Make no mistake. The vast majority of Virgin Islands residents breathe easy these days because of the investigations driven by the Commission of Inquiry. There is a feeling that “This time things are different.”
One core reason for this general belief is the fact that this society possesses a culture where some believe that they are above the law. This idea springs from a culture of entitlement that states, “I can get away with murder owing to the fact I am from a certain family or otherwise well connected.”
Then here come a number of senior lawyers from the United Kingdom investigating governance in the Virgin Islands. And this is a fully independent commission with more bite than bark. It clearly has the sanction of the UK prime minister; the UK Foreign, Commonwealth and Development Office; and the governor.
This writer does not see the need for a temporary takeover of the territory under the Turks and Caicos Islands model. The commission clearly has within its power, scope and expertise the authority to circumscribe and recommend prosecution.
Another matter: In any society where the rule of law is not paramount, a culture of criminality prevails.
Residents of that society live in fear of illegitimate pressure from both ends of the social spectrum: petty crime from the bottom of the social pyramid, and white-collar crime from the top.
‘Culture of silence’
A culture of silence becomes the status quo, and there may be actual collaboration between criminal elements at the top, middle and bottom of the social pyramid.

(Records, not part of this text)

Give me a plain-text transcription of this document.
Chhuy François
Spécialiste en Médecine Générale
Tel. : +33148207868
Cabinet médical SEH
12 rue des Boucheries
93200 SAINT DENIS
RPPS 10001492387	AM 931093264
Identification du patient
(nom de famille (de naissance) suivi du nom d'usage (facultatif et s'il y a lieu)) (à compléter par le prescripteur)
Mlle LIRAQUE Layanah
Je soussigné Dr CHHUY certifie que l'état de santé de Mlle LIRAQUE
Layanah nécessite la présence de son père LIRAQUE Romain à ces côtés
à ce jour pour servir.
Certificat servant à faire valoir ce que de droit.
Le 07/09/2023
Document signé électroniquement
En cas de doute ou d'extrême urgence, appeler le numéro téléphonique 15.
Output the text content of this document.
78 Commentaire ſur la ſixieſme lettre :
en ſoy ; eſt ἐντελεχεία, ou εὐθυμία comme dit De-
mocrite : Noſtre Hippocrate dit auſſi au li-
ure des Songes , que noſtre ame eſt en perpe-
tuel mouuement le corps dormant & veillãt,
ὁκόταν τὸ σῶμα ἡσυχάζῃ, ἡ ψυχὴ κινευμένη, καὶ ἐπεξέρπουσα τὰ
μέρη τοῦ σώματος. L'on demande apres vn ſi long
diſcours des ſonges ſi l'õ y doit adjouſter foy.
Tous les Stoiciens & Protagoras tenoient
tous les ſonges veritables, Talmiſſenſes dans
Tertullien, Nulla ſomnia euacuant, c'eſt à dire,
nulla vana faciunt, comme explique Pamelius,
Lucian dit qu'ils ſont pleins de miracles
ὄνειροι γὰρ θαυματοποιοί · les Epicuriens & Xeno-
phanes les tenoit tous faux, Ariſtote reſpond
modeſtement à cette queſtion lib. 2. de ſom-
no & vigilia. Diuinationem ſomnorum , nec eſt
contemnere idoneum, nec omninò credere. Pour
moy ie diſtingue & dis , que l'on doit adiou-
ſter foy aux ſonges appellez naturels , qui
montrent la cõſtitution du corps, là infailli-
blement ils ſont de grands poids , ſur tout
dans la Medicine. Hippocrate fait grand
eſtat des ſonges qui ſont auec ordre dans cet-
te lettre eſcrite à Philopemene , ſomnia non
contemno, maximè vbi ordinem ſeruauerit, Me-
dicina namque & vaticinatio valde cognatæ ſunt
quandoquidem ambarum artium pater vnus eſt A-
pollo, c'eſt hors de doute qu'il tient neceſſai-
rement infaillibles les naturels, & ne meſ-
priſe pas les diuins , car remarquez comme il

Consequently, the transparent and incisive investigations of the COI are a blessing for this territory.
Entitlement and conflict of interest are pillars of poor governance and have driven poverty and underdevelopment in the post-1950s Commonwealth.
This territory should have been much further ahead in terms of its social and economic development had it not been for the fact that past governments have ruled with impunity and without adequate checks and balances on their activities.
The COI is showing us all how an independent agency can effectively police and keep in check a ruling power. Indeed, the COI has been the most effective check on ruling impunity in 30 years.
The present model of a truly independent investigating body cannot be bettered. The VI and its residents should demand that we have the COI model as a permanent agency if we want to see true social and economic development, justice and equity in the land.